In order to maximize the impact of the proposed facility and turn the evidence from rapid satellite-based assessments into actionable recommendations for humanitarians, close integration of its results with other streams of evidence and analysis is vital. Crop production alone does not determine whether people go hungry. Other important factors that can influence local food availability include a country’s stocks of basic foodstuffs or the availability of foreign exchange reserves to allow importation of food from international markets. And even when food is available, lack of access to food, for either economic or physical reasons, or inability to properly utilize it can push people into food insecurity. By combining evidence on a country’s capacity to handle production shortfalls with data on various other factors that influence food security, rapid assessment of crop production will be able to fully unfold its power.
Friederike Greb
Head, Market and Economic
Analysis Unit
Rogerio Bonifacio
Head, Climate and Earth
Observation Unit
World Food Program
Rome, Italy
Inbal Becker-Reshef and Mary Mitkish use Ukraine to reveal an often-overlooked impact of warfare on the environment. But it is important to remember that soil, particularly the topsoil of productive farmlands, can be lost or diminished in other equally devastating ways.
Globally, there are about 18,000 distinct types of soil. Soils have their own taxonomy, and the different soil types are sorted into one of 12 orders, with no two being the same. In the case of Ukraine, it has an agricultural belt that serves as a “breadbasket” for wheat and other crops. This region sustains its productivity in large part because of its particular soil base, called chernozem, which is rich in humus, contains high percentages of phosphorus and ammonia, and has a high moisture storage capacity—all factors that promote crop productivity.
Even as the world has so many types of soil, the pressures on soil are remarkably consistent across the globe. Among the major source of pressures, urbanization is devouring farmland, as such areas are typically flat and easy to design upon, making them widely marketable. Soil is lost from erosion, which can be gradual and almost unrecognized, or sudden, as following a natural disaster. And soil is lost or degraded from salinization and desertification.

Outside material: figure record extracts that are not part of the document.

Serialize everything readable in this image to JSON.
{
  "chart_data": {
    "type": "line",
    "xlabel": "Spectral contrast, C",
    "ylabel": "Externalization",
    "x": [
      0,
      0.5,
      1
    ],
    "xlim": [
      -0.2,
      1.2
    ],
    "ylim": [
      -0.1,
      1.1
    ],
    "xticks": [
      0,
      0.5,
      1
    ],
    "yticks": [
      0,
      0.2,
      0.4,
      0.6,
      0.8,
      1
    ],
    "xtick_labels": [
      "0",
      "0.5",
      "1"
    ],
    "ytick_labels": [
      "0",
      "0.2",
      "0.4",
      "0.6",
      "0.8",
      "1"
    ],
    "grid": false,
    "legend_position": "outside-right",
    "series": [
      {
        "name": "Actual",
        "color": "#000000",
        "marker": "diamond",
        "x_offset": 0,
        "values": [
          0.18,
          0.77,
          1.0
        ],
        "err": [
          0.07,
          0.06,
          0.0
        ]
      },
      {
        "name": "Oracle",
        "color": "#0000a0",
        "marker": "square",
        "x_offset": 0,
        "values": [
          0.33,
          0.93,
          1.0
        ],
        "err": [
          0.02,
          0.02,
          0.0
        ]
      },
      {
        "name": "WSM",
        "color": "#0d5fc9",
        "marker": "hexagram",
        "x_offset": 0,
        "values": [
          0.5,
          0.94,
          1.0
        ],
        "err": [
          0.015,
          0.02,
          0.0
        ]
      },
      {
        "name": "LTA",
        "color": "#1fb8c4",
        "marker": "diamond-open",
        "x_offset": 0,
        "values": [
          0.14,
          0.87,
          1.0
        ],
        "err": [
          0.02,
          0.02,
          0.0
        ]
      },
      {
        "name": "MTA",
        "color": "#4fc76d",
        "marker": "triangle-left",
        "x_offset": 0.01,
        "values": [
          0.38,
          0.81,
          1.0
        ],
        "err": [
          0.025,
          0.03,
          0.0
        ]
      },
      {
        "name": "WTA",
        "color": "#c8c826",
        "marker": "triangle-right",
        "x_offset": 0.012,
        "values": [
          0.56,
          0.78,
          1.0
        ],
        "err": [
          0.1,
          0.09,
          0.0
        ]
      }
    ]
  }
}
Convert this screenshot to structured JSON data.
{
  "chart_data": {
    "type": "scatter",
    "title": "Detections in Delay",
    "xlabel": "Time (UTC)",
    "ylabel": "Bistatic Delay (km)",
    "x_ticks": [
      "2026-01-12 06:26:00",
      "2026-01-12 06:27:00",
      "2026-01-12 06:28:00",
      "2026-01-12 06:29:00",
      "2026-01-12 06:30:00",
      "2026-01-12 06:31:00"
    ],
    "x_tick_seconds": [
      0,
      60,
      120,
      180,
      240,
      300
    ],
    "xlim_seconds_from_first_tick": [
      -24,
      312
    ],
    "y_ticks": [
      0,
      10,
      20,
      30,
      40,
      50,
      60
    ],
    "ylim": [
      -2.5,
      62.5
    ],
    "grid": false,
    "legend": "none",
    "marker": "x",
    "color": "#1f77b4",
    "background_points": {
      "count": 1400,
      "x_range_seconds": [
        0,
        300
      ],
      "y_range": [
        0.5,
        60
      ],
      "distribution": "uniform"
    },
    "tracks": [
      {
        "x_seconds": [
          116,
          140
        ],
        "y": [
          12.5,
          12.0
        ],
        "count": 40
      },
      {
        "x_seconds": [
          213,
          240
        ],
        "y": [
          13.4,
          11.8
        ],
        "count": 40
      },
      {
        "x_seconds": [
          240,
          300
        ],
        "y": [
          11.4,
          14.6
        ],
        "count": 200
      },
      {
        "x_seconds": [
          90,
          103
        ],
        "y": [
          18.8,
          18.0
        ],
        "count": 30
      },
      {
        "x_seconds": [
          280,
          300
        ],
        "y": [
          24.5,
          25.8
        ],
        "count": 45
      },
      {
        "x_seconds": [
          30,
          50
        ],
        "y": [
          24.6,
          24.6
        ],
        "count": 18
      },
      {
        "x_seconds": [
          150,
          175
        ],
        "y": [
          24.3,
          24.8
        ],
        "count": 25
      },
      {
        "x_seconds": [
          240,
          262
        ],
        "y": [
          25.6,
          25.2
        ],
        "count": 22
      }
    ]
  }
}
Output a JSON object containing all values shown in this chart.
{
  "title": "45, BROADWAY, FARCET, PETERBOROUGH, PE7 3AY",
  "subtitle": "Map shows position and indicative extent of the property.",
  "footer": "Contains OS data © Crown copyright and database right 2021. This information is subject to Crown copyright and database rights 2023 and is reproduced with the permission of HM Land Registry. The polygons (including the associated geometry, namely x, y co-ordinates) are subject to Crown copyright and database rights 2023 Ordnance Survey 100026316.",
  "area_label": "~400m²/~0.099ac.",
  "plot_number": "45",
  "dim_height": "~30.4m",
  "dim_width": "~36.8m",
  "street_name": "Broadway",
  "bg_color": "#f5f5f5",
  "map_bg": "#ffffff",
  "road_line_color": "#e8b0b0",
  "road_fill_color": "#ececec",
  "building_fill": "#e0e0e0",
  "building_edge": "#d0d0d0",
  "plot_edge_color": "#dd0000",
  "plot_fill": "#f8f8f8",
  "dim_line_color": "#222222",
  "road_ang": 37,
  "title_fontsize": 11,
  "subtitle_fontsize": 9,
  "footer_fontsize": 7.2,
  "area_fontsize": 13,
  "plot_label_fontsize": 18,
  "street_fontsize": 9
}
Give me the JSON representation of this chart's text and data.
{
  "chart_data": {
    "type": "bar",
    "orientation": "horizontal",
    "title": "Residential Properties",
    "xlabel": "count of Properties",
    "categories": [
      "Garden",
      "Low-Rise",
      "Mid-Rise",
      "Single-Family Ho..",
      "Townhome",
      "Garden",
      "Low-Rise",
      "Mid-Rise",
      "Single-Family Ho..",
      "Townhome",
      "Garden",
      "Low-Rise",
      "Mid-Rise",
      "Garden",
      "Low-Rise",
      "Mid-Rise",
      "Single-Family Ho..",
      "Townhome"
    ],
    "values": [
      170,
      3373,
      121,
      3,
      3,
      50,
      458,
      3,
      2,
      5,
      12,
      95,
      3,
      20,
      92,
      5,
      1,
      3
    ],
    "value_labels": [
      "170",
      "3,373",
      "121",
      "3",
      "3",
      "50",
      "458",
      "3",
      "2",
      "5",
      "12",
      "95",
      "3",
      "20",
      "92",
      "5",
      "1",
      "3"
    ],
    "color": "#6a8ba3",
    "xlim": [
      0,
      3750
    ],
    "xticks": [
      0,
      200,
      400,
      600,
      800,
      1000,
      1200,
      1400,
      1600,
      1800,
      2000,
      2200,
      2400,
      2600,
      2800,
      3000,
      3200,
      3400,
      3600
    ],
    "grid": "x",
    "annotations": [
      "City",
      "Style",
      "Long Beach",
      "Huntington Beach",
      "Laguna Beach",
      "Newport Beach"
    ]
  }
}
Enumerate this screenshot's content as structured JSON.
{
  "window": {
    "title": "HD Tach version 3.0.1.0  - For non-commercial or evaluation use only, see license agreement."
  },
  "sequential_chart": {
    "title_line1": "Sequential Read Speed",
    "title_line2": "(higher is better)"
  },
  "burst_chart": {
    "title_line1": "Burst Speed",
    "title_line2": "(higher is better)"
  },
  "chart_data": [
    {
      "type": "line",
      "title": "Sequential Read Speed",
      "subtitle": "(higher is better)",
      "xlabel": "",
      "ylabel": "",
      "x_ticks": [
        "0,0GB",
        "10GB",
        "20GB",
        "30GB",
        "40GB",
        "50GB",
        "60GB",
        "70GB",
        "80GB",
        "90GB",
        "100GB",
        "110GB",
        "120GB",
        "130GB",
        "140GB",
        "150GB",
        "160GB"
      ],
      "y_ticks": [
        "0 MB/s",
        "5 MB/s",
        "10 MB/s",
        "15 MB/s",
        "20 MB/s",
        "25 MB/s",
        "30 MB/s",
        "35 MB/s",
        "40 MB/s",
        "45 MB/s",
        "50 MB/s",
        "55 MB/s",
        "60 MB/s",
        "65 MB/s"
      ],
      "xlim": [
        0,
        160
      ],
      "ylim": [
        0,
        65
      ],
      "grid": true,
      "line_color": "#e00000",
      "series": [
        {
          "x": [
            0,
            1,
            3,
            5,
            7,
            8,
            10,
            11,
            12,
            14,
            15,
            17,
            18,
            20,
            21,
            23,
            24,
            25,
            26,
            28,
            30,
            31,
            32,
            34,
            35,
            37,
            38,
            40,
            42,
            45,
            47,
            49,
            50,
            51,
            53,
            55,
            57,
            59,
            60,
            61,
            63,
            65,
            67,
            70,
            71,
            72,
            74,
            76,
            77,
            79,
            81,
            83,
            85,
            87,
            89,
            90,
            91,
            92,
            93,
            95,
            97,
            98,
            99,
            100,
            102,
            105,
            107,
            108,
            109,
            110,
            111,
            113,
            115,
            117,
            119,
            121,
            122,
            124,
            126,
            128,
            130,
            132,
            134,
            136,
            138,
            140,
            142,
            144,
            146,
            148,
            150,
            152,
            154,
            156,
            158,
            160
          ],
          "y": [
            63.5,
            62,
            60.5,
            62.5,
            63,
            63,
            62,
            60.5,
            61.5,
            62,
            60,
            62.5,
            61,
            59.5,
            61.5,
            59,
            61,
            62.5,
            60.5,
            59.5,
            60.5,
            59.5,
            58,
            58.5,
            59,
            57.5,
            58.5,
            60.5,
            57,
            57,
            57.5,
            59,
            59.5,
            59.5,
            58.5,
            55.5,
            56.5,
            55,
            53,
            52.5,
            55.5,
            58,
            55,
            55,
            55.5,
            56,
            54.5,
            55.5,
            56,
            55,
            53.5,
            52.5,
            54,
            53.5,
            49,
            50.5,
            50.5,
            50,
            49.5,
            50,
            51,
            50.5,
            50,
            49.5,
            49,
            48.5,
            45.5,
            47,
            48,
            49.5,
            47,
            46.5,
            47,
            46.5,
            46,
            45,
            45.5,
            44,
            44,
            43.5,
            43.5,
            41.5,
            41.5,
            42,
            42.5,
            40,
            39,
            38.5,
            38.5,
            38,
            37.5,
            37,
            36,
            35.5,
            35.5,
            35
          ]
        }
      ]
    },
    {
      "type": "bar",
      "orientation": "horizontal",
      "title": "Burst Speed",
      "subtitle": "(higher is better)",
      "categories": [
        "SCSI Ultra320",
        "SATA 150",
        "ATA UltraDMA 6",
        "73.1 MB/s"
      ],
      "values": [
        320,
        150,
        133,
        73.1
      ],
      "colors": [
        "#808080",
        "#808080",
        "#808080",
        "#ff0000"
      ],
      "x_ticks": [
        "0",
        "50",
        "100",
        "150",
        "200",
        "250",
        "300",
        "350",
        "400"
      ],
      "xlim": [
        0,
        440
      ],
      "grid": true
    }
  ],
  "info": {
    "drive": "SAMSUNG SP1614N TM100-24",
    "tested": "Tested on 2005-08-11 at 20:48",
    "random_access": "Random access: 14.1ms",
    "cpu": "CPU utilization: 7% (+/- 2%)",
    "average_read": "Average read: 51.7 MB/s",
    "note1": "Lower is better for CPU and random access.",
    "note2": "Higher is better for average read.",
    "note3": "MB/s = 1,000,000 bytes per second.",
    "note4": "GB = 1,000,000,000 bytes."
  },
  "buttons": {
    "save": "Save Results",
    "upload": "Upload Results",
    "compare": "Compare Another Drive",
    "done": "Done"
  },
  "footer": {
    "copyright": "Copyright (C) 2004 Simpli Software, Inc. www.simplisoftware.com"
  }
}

So rather than waiting for a war to inflict damage to soils and flash warning signs about soil health, are there not things that can be done now? As Becker-Reshef and Mitkish mention, “severe climate-related events and armed conflicts are expected to increase.” And while managing such food disruptions is key to ensuring food security, forward-looking polices and enforcements to protect the planet’s base foundation for agriculture would seem to be an important part of food security planning.
In the United States, farmland is being lost at an alarming rate; one reported study found that 11 million acres were lost or paved over between 2001 and 2016. Based on those calculations, it is estimated that another 18.4 million acres could be lost between 2016 and 2040. As for topsoil, researchers agree that it can take from 200 to 1,000 years to form and add an additional inch in depth, which means that topsoil is disappearing faster than it can be replenished.
While the authors clearly show the loss of cultivated acreage from warfare, to fully capture the story would require equivalent projections for agricultural land lost to urbanization and to erosion or runoff. This would then paint a fuller picture as to how one vital resource, that of topsoil, is faring during this time of farmland reduction, coupled with greater expectations for what each acre can produce.